Jan Morris, the Times correspondent on the Everest expedition described Hillary as "not so much graceful as unshakably assured, his energy almost demonic". This is why, of course, he got to the top. No-one else except Tenzing Norgay could keep up with him. Although I think Lowe would have got there also, had he been given the chance.
Hillary's writing is straightforward and largely unadorned, accurately reflecting the man. His accounts of march-ins through the Nepalese hill country are surprisingly evocative at times. But when he gives long blow-by-blow accounts of hacking routes through ice-falls, the narrative becomes tedious. And I caught myself thinking that the persona reflected in the writing seemed more that of a man in his mid-20s rather than mid-30s, perhaps showing the famous Hillary ingenuousness.
There is little self-reflection, another Hillary trait, and not much comment about his companions, except the occasional bout of hearty praise. Though I have analysed the New Zealand contribution to Everest climbing over the years, I was surprised to rediscover the level of praise in this book for the late Earle Riddiford, the Wellington lawyer who went with Hillary, Lowe and Ed Cotter on their first expedition to the Himalaya in 1951, and then on the first trip to Everest.
Hillary has been less than complimentary in later accounts, unnecessarily so, overlooking the fact that Riddiford did most of the organising of the 1951 expedition and the Cho Oyu expedition of 1952.
There are a few pages at the beginning of the book about his New Zealand upbringing and mountaineering development. And later there are occasional references to the mountain skills, useful in the Himalaya, he acquired as a New Zealand mountaineer of that period, especially for ice-climbing and river crossing. But the most startling revelation on re-reading High Adventure is how firmly Hillary refers to himself as a British climber on a British expedition.

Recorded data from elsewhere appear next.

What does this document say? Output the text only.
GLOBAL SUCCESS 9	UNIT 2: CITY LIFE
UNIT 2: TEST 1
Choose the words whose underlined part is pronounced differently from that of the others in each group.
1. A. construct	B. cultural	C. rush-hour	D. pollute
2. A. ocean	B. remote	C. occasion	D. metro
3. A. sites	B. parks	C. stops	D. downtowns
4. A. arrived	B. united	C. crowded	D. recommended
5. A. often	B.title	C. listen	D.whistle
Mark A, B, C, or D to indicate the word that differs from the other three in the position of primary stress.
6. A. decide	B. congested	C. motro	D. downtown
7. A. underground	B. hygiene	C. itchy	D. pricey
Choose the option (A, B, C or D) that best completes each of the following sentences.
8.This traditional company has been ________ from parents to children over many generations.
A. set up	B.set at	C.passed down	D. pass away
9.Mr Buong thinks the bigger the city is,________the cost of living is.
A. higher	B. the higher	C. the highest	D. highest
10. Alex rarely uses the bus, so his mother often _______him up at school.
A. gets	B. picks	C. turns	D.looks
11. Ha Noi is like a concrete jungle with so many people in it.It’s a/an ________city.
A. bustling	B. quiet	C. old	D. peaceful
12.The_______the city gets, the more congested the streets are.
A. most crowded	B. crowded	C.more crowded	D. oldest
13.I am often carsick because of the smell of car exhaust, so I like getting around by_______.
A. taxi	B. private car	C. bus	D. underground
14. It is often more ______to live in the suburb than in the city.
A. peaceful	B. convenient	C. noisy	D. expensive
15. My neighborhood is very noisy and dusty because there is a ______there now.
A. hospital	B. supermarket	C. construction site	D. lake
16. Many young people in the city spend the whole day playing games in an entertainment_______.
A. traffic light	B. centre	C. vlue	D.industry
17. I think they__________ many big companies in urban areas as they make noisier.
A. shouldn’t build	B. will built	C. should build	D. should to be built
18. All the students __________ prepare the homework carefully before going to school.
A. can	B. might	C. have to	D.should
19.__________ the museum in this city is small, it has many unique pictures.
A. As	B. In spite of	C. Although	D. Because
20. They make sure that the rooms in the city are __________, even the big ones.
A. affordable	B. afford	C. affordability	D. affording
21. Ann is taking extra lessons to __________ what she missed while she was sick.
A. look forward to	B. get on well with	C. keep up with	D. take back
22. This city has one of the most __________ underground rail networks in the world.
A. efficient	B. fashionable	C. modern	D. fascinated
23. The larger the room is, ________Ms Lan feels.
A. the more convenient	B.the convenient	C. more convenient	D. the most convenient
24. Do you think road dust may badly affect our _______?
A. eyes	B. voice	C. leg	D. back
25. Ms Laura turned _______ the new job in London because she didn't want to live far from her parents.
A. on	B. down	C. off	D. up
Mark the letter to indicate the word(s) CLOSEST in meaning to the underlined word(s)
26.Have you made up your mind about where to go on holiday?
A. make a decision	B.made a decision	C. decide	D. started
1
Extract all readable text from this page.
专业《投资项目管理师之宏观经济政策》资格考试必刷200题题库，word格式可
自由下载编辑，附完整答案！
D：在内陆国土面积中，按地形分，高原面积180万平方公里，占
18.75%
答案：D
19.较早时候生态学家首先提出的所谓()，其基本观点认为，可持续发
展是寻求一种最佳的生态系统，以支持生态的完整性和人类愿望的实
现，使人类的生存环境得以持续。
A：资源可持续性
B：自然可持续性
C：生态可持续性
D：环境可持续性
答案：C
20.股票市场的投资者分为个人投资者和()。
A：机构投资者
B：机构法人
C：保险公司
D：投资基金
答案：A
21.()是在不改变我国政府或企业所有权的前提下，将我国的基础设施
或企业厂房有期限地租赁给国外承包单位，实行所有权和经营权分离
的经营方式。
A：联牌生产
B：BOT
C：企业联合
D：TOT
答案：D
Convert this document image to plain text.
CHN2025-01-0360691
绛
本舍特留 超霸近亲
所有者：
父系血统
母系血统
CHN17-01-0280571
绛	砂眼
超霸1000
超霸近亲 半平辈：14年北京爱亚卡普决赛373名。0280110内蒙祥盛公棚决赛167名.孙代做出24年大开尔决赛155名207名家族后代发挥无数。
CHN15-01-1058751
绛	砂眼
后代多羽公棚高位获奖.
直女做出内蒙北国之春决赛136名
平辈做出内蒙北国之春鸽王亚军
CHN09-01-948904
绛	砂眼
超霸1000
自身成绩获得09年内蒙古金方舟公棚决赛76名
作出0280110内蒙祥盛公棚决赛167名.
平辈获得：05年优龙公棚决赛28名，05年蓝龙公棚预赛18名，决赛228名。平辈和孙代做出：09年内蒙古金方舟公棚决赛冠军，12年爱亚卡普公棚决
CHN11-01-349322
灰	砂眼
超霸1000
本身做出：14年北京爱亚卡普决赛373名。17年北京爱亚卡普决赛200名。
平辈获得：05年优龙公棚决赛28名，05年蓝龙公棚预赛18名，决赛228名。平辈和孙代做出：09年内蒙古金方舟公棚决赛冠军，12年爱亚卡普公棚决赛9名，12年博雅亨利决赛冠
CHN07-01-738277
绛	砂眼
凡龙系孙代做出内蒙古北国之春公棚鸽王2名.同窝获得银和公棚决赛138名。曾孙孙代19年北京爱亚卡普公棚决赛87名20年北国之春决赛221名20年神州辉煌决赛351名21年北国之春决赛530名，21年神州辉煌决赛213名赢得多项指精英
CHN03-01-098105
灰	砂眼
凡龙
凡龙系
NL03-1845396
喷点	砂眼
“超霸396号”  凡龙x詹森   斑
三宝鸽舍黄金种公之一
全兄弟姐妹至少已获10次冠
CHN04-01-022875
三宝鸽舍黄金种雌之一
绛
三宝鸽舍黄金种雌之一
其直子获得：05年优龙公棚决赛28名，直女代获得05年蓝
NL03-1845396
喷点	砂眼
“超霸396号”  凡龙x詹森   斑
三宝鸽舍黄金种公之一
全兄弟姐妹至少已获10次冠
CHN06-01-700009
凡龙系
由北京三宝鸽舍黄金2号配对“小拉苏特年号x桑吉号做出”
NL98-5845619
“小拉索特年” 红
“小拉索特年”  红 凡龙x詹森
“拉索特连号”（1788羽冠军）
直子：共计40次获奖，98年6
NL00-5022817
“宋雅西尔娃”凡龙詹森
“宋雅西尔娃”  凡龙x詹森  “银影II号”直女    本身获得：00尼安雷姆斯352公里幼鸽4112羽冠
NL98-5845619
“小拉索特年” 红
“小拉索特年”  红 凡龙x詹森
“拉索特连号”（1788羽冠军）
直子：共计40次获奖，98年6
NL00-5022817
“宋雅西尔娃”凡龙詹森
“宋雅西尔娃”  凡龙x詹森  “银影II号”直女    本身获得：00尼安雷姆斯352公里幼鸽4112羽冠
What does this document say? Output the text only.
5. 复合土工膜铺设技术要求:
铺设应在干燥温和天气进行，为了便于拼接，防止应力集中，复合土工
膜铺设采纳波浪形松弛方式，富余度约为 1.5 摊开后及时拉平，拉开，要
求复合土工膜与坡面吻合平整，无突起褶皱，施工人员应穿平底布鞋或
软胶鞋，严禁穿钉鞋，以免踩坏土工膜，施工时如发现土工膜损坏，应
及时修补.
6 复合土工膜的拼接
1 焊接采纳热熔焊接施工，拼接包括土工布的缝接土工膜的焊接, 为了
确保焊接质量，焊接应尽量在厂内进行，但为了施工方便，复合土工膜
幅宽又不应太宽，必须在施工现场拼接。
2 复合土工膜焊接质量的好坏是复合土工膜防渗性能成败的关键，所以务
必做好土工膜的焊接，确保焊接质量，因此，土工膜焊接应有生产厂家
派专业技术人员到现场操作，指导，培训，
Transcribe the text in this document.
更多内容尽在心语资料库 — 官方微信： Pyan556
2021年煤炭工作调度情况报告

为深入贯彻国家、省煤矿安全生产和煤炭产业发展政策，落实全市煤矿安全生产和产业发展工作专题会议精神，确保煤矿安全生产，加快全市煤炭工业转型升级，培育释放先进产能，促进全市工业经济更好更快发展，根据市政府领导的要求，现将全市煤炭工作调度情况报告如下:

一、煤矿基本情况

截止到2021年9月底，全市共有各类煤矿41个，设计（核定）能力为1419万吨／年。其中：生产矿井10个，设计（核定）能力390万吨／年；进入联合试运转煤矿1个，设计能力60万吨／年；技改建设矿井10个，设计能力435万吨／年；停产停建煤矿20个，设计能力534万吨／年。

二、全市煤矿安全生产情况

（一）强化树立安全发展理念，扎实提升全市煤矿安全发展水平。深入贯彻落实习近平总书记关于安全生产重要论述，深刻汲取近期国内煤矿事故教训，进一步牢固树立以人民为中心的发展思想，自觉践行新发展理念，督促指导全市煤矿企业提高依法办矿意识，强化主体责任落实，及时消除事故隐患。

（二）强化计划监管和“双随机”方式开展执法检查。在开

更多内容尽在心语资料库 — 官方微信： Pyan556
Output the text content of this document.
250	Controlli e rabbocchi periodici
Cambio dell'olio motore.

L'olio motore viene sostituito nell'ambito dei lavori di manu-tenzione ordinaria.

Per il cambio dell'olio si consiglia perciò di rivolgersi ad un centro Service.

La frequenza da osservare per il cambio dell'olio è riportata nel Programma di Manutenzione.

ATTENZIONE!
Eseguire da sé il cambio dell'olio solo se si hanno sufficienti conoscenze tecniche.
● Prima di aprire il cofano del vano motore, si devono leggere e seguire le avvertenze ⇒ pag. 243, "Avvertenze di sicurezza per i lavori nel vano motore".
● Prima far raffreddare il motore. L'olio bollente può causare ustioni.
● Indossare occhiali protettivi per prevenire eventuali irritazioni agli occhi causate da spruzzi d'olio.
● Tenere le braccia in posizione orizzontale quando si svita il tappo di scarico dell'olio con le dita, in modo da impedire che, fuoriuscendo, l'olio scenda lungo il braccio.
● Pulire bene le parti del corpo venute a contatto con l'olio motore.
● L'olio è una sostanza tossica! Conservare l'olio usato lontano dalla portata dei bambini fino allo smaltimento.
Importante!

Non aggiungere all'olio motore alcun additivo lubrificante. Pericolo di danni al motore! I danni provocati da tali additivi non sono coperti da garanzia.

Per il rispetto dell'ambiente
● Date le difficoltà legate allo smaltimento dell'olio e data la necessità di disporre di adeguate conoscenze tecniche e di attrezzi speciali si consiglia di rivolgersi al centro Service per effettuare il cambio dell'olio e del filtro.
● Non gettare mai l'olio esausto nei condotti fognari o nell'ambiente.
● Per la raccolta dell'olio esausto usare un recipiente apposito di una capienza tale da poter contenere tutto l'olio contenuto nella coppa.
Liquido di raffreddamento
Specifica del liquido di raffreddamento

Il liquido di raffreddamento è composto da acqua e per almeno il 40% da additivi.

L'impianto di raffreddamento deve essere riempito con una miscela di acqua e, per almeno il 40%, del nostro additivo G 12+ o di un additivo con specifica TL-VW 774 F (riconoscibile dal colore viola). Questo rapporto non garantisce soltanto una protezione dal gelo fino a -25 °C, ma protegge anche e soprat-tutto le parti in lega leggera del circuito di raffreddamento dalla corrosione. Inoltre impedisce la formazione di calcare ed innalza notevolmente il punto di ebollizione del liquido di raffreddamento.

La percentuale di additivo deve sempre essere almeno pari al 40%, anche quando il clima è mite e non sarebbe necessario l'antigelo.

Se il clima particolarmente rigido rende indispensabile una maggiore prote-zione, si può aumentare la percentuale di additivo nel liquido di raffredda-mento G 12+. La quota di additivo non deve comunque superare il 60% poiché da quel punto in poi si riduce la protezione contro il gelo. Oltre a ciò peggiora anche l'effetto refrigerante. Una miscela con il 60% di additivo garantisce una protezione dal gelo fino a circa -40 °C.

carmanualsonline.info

The Famous Five tone of some of the dialogue reinforces this: "Hey chaps! That's the edge of the Cwm up there; if we can get up that cliff, we're right!" When contemplating the Swiss attempt on Everest in 1952, Hillary hopes that they will do well, but not reach the summit: "I wanted it left to a British party to have a crack at [it] next year." The six British members of the 1951 Everest expedition are differentiated by describing the four climbers other than Riddiford and himself as English.
Perhaps most disappointing to a reader today is the fact that while a British, a Nepalese, an Indian and even a United Nations flag were flown on the summit of Everest, there was no New Zealand flag. And nowhere does Hillary say how proud he was as a Kiwi to be first to the top, or tell of the response back home in New Zealand.
Yet Hillary's account and attitudes were simply reflective of the times he lived in. In the 1950s, New Zealanders were part of a British Empire and Commonwealth family. We were the Kiwi hapu of the British iwi. Britain was often described as Home by pakeha and it was equally natural to describe yourself as British.
There would also have been subtle pressures on Hillary to show proper form when writing the book and to remember that it had been a British expedition and, by the grace of God and the Queen, he had been honoured, as a colonial, to take part.
Showing proper form also extended to the language Hillary used. The book was first published about a year before Peter Jones caused a scandal by uttering on air, "I'm buggered!" after being asked how he felt after scoring the winning try against the Springboks at Eden Park. When Hillary and Tenzing returned to the South Col after climbing Everest, George Lowe was there to greet them. Hillary recounts, "In rough New Zealand slang: I shouted out the good news. Jolly good news it was, too: 'We knocked the bastard off!'."